Product / Service | Modality | Multi-Model Reasoning | Deep Research Capabilities | Agentic / Tooling Support | Client-Side Routing | Service-Side Routing |
---|---|---|---|---|---|---|
ChatGPT (chat.openai.com) | Text, Multimodal (Pro) | ✅ (GPT-4o with vision/audio) | Moderate (via model capabilities) | ✅ (via actions / plug-ins / tools) | Limited (via custom GPTs) | ✅ (via SaaS UI + plug-ins + retrieval) |
GPT-4 API | Text (and via GPT-4o, Multimodal) | ✅ | High (via external embedding, RAG, fine-tuning) | ✅ (via function calling) | ✅ (user-defined agents + routing) | ❌ |
OpenAI Assistant API | Text, Multimodal (GPT-4o) | ✅ | High (with integrated retrieval & tools) | ✅ (tools, function calling, retrieval, code interpreter) | ❌ | ✅ (OpenAI manages routing) |
O3 (April 2025) | Text, Multimodal | ✅ (advanced multi-model synthesis) | High | ✅ (tools, context memory, function calls) | ❌ | ✅ (ChatGPT/Assistant integrated) |
O4-mini (April 2025) | Text, Multimodal | ✅ (optimized for reasoning & coding) | High | ✅ (internal tool orchestration, MCP-ready) | ❌ | ✅ (via Assistant API and SaaS) |
Whisper API | Audio to Text | ❌ | ❌ | ❌ | ✅ (can be embedded in agent workflows) | ❌ |
DALL·E | Text-to-Image | ❌ | ❌ | ✅ (Image editing in service) | ❌ | ✅ |
Sora | Text-to-Video | ✅ (video understanding/generation pipeline) | Medium | ❌ (currently preview only) | ❌ | ✅ (cloud-run video generation) |
Codex (Legacy) | Text/code | ❌ | Moderate | ✅ (function generation, code assist) | ✅ | ❌ |
Custom GPTs | Text, Multimodal (if GPT-4o) | ✅ | Medium | ✅ (tools, APIs, memory) | ✅ (prompt + file config) | ✅ (executed in SaaS ChatGPT infra) |
OpenAI Labs / Playground | Text (GPT-3.5/4) | ✅ | Moderate | ❌ | ✅ | ❌ |
Key Concepts
- Multimodal: Combines text, image, audio inputs or outputs.
- Multi-Model Reasoning: Supports switching or combining different models for coherent reasoning (e.g., image to text).
- Deep Research Capabilities: Useful for building systems with embedded domain knowledge, custom embeddings, fine-tuning.
- Agentic Tooling: Integration of tools, function calls, or plugins triggered via model reasoning.

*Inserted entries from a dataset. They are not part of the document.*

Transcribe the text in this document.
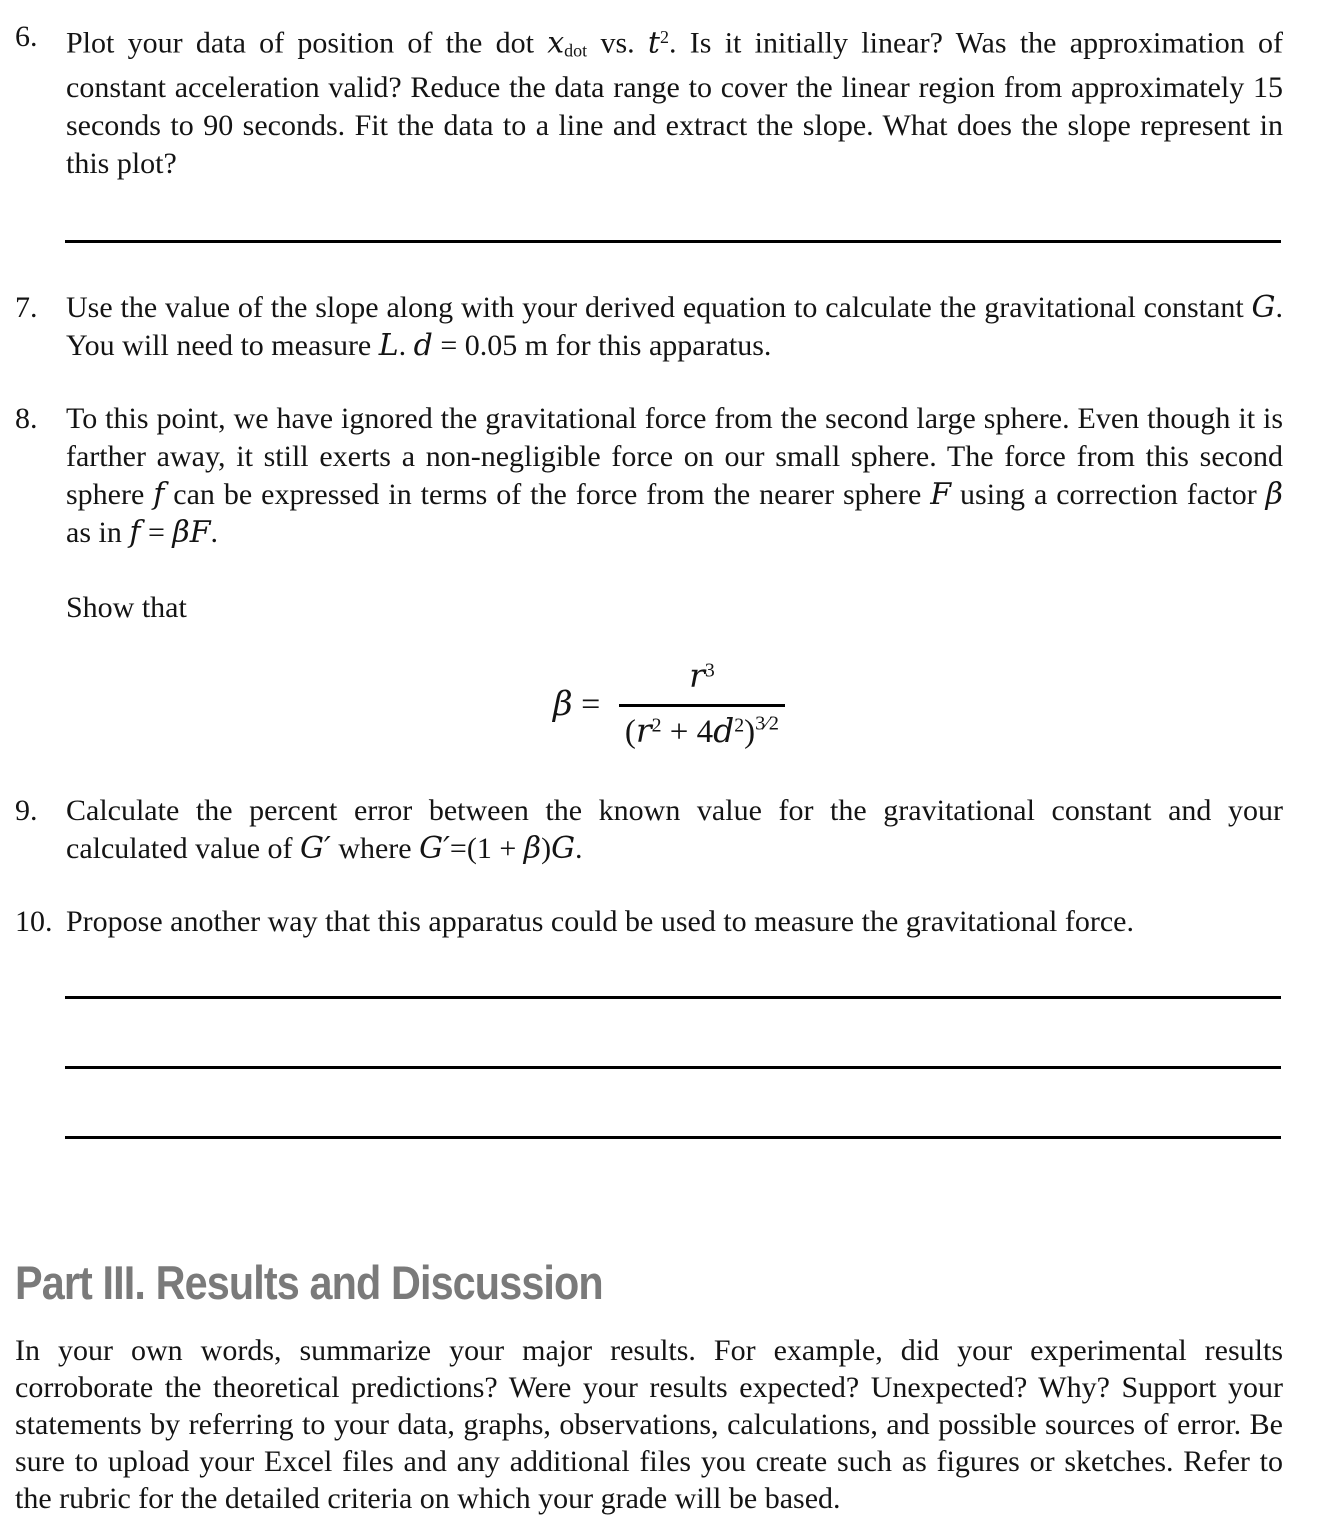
6. Plot your data of position of the dot xdot vs. $t^2$. Is it initially linear? Was the approximation of constant acceleration valid? Reduce the data range to cover the linear region from approximately 15 seconds to 90 seconds. Fit the data to a line and extract the slope. What does the slope represent in this plot?
7. Use the value of the slope along with your derived equation to calculate the gravitational constant G. You will need to measure L. d = 0.05 m for this apparatus.
8. To this point, we have ignored the gravitational force from the second large sphere. Even though it is farther away, it still exerts a non-negligible force on our small sphere. The force from this second sphere f can be expressed in terms of the force from the nearer sphere F using a correction factor β as in f = βF.
Show that
$\beta = \frac{r^3}{(r^2 + 4d^2)^{3⁄2}}$
9. Calculate the percent error between the known value for the gravitational constant and your calculated value of G′ where G′=(1 + β)G.
10. Propose another way that this apparatus could be used to measure the gravitational force.
Part III. Results and Discussion

In your own words, summarize your major results. For example, did your experimental results corroborate the theoretical predictions? Were your results expected? Unexpected? Why? Support your statements by referring to your data, graphs, observations, calculations, and possible sources of error. Be sure to upload your Excel files and any additional files you create such as figures or sketches. Refer to the rubric for the detailed criteria on which your grade will be based.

- Client-Side Routing: Model/tool orchestration handled on the user’s environment (e.g., LangChain, Semantic Kernel).
- Service-Side Routing: OpenAI-hosted routing of function/tool calls (e.g., Assistant API tools, plug-in invocation).
What is Multi-Model Reasoning?
Multi-model reasoning refers to the capability of a system to dynamically coordinate and utilize multiple AI models—potentially with different specializations—to solve complex tasks. This can include combining:
- A language model (for text generation)
- A vision model (for image understanding)
- A code model (for logic or math)
- A speech model (for voice input/output)
Instead of a single monolithic model, these components may be orchestrated either internally (via service-managed routing, as with OpenAI Assistant API) or externally (via client-managed libraries like LangChain). The goal is seamless handoff between specialized model capabilities to produce richer and more accurate responses.
This approach is particularly useful when solving:
- Visual QA: Image + text model reasoning
- Voice command systems: Audio + text + tool invocation
- Coding agents: Text + code + tool routing for execution
MCP Support Notes
- Assistant API: Most native support for MCP-style routing—server-side orchestration of tools and documents.
- ChatGPT: Indirectly supports MCP-like features via memory, plug-ins, and custom GPT configurations.
- GPT-4 API: Requires manual MCP logic using external orchestration libraries.
- O3 / O4-mini: Designed to support real-time tool usage and dynamic context fusion, aligning well with MCP patterns.